I am glad that you agree with me on the issue of justice vs. mercy. It is an enormously important principle that embraces all of one's relationships with men: private, personal, public, social and political. But you say that you are not clear on what I would regard as the deserved, in specific cases. My answer is: the basic principle that should guide one's judgment in issues of justice is the law of causality: one should never attempt to evade or break the connection between cause and effect -- one should never attempt to deprive a man of the consequences of his actions, good or evil. [...]

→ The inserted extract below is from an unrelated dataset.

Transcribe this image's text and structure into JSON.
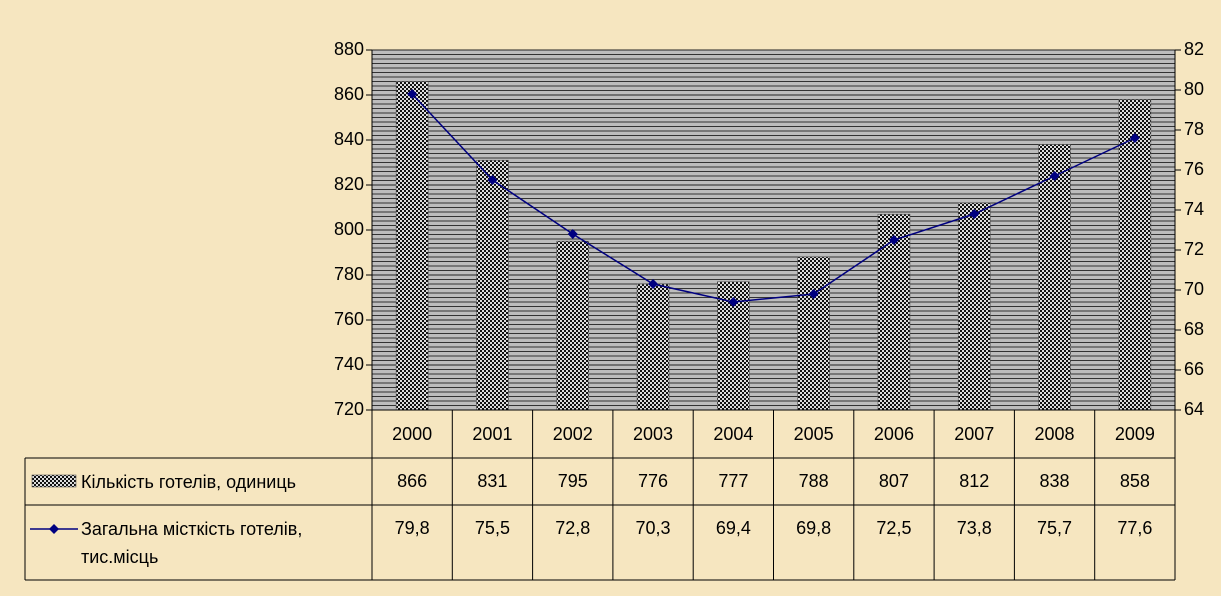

But you ask me what is the punishment deserved by criminal actions. This is a technical, legal issue, which has to be answered by the philosophy of law. The law has to be guided by moral principles, but their application to specific cases is a special field of study. I can only indicate in a general way what principles should be the base of legal justice in determining punishments. The law should: a. correct the consequences of the crime in regard to the victim, whenever possible (such as recovering stolen property and returning it to the owner); b. impose restraints on the criminal, such as a jail sentence, not in order to reform him, but in order to make him bear the painful consequences of his action (or their equivalent) which he inflicted on his victims; c. make the punishment proportionate to the crime in the full context of all the legally punishable crimes.

This last point, I believe, is the question you are specifically interested in, when you write: "I find it difficult to say whether a man who has committed, e.g., armed robbery, deserves one year in jail, five years, ten years, or psychiatric therapy to keep him from repeating his offense." The principle of justice on which the answer has to be based is contextual: the severity of the punishment must match the gravity of the crime, in the full context of the penal code. The punishment for pickpocketing cannot be the same as for murder; the punishment for murder cannot be the same as for manslaughter, etc. It is an enormously complex issue, in which one must integrate the whole scale of legally defined crimes and mitigating circumstances, on the one hand -- with a proportionately scaled series of punishments, on the other. Thus the punishment deserved by armed robbery would depend on its place in the scale which begins with the lightest misdemeanor and ends with murder.

What punishment is deserved by the two extremes of the scale is open to disagreement and discussion -- but the principle by which a specific argument has to be guided is retribution, not reform. The issue of attempting to "reform" criminals is an entirely separate issue and a highly dubious one, even in the case of juvenile delinquents. At best, it might be a carefully limited adjunct of the penal code (and I doubt even that), not its primary, determining factor. When I say "retribution," I mean the point above, namely: the imposition of painful consequences proportionate to the injury caused by the criminal act. The purpose of the law is not to prevent a future offense, but to punish the one actually committed. If there were a proved, demonstrated, scientific, objectively certain way of preventing future crimes (which does not exist), it would not justify the idea that the law should prevent future offenses and let the present one go unpunished. It would still be necessary to punish the actual crime.

All emphasis was in the original. Omissions from the text are shown with bracketed ellipses. All other punctuation and spelling is from the original.